Brittany and Josh are in charge of our club website, www.grandlakesnowmobileclub.com. All our latest news, a trail map, and 75 miles of trail conditions will be on it. It will be updated weekly.

We will be having snowmobile events with the Downeast Lakes Land Trust, during the Maine Outdoor Weekend. We will have trail touring, and trips to Jack’s Snack Shack. This restaurant in the woods is great and at least a 2.5 to 3 hour trip, one way. The dates are February 3, and 4. All is at planning stage at the moment. 

Part of the Amazon Trail, leading to GLS is being logged. It will be dangerous to travel, probably until March.   The SnoMo Café will be open on Saturday’s, 11:00 to 2:00, starting Jan 7th. Planned Specials: baked goods, and hot beverages. A bathroom is available.

The Pine Tree Store is open 7:00 to 7:00, every day, and has a wide menu, supplies, equipment, gifts and plenty of gasoline. They can also find you help if needed. Call 796-5027. Les, our new Trail Master and Brinda, are the store owners. New trail maps are available at the store for $5. Please try our trails and make our friendly little town a stop on your snowmobile travels.

mikeremillard@mgemaine.com, Reporter


MEMORIES OF REFORM SCHOOL from the Hermit: Most all folks recall their first full-time job.  Mine was rich in responsibilities - challenges and rewards – not much money – on my own – first time away from home. I had just graduated from college and was hired by the Mass. Division of Fish and Wildlife as a technician. I was assigned to the central division located in Westborough just east of Worchester.  Week one I was called into the supervisor’s office and given my first solo assignment:  two days a week, all summer, I was to report to the Lyman School for Boys.  This was the State’s only reform school.  It housed some 100 of the toughest repeat criminal juvenile offenders. Behind the school’s complex was a 75 acre section containing fields, woods and a small pond. It had been turned into a public hunting preserve for pheasant and cotton-tailed rabbits.  Some of the fields were planted with buckwheat for the pheasant and others left to hay for the game farm.  Walls and boundaries were planted with multi-floral rose bushes which created large patches of green brier-cover for the birds and rabbits.  Talk about panic!  I was required to take out two dozen hard core delinquents and carry-out work projects in the fields and woods.  I wasn’t much older than my charges. Clueless as to how to proceed I don’t recall what I said to them but I survived the week.
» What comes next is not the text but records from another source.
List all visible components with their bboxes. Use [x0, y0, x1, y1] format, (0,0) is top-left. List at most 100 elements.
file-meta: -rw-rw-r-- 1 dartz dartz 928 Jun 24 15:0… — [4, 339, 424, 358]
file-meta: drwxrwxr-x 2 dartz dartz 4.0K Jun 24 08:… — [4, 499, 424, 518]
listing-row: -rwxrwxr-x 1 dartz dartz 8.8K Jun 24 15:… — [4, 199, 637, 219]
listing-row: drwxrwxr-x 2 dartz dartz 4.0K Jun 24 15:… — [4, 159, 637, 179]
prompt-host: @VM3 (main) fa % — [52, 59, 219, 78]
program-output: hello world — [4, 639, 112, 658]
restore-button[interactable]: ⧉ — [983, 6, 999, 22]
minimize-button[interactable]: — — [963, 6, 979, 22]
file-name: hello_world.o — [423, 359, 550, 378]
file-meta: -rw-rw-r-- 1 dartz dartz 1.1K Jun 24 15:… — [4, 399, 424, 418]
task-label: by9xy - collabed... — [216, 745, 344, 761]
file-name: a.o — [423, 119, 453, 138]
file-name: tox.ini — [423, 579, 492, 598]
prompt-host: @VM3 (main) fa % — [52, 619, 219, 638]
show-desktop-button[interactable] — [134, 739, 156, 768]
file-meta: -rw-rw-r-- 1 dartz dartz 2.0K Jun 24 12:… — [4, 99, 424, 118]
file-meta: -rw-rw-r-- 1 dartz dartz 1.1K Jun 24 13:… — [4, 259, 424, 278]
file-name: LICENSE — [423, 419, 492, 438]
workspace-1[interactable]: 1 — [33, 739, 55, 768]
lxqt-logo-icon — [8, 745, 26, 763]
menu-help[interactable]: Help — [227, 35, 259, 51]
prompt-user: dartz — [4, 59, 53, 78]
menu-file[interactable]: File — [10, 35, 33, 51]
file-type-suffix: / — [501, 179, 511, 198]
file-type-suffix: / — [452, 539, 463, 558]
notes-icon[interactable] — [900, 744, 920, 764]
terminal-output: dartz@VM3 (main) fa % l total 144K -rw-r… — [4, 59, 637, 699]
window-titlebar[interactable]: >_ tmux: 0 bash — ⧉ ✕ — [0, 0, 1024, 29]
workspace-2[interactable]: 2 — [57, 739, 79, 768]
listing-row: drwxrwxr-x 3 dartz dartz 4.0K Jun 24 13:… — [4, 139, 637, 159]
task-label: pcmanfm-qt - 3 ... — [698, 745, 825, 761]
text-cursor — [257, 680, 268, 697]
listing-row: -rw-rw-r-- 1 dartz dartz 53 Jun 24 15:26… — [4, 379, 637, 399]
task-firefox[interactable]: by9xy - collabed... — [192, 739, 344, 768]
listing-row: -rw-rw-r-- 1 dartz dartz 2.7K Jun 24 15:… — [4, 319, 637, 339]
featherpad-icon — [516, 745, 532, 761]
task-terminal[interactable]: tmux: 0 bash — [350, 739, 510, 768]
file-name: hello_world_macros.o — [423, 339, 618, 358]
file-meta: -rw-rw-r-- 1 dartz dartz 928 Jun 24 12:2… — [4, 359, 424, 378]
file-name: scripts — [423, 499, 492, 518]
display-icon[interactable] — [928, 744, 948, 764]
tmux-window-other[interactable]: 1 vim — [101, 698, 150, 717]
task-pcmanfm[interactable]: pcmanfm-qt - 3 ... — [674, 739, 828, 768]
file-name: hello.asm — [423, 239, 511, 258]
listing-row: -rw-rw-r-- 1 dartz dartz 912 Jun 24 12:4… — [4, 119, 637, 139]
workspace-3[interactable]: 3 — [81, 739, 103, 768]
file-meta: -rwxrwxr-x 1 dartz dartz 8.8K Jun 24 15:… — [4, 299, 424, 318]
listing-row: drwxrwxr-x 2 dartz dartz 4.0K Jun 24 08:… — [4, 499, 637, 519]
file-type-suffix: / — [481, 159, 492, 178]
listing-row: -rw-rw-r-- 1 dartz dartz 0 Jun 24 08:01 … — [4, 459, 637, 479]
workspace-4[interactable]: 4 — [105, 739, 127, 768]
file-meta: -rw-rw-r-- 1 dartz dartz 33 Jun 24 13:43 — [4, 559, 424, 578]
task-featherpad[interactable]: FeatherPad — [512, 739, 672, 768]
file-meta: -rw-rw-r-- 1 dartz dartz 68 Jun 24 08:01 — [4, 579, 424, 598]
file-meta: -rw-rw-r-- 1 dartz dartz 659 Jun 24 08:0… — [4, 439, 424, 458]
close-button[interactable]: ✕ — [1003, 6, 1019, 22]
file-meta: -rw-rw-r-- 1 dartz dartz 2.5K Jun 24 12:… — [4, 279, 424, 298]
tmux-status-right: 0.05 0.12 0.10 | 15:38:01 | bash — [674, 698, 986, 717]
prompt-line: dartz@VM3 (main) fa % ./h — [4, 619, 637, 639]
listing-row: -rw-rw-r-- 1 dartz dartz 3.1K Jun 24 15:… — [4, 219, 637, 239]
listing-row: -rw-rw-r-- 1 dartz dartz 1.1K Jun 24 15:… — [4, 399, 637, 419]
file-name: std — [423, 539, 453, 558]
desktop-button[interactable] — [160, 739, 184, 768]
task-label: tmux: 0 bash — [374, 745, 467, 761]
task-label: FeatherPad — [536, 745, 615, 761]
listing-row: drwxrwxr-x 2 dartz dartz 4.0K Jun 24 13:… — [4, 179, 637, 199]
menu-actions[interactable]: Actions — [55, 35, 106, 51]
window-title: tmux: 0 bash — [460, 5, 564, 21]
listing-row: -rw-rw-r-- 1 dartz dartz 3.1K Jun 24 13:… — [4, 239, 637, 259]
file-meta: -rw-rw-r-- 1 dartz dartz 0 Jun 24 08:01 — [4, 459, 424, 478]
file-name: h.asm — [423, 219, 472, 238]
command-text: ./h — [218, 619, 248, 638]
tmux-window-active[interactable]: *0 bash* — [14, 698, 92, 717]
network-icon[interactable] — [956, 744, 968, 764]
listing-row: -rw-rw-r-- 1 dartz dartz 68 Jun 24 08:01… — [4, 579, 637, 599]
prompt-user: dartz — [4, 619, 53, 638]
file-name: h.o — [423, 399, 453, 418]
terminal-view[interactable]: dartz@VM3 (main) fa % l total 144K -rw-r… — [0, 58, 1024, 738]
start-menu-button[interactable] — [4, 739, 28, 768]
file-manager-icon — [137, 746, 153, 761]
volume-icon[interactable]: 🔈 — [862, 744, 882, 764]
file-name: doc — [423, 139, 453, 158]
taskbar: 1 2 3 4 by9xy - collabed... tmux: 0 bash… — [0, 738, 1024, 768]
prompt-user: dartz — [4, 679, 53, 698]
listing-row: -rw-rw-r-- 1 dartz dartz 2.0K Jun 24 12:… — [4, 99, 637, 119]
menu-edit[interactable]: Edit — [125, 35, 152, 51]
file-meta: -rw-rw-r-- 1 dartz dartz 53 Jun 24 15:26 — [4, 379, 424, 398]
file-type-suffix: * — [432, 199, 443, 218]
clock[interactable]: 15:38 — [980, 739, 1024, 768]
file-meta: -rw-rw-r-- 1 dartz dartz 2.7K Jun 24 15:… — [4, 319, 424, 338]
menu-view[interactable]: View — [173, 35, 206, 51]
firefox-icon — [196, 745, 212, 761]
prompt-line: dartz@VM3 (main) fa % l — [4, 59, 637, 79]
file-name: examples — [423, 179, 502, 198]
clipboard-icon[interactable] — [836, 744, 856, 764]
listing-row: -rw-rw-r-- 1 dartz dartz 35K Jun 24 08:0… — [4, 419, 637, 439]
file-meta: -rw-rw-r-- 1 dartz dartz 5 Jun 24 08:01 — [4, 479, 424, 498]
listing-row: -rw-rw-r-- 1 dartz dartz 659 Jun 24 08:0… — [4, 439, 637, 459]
My un-authorized routine was established giving the boys a 15 minute break every 2 hours. I passed out forbidden cigarettes once a day.  If the day was problem-free I took them swimming in the pond.  Out-of-sight against the rules I’m sure!  I made it a point to speak to each individual every day.  Most of them came from backgrounds to terrible to imagine. To survive they were forced to fend for themselves doing whatever it took.  I’m no bleeding heart liberal but I believe more than half were salvageable and could eventually become productive citizens.  The rest would probably graduate to Charlestown State Prison.  I took the opportunity to share my thoughts and opinions on any subject they wanted to discuss – listening as much as talking.  This experience would stand me in good stead when I became a teacher.  Thought for today:  Age is just a number.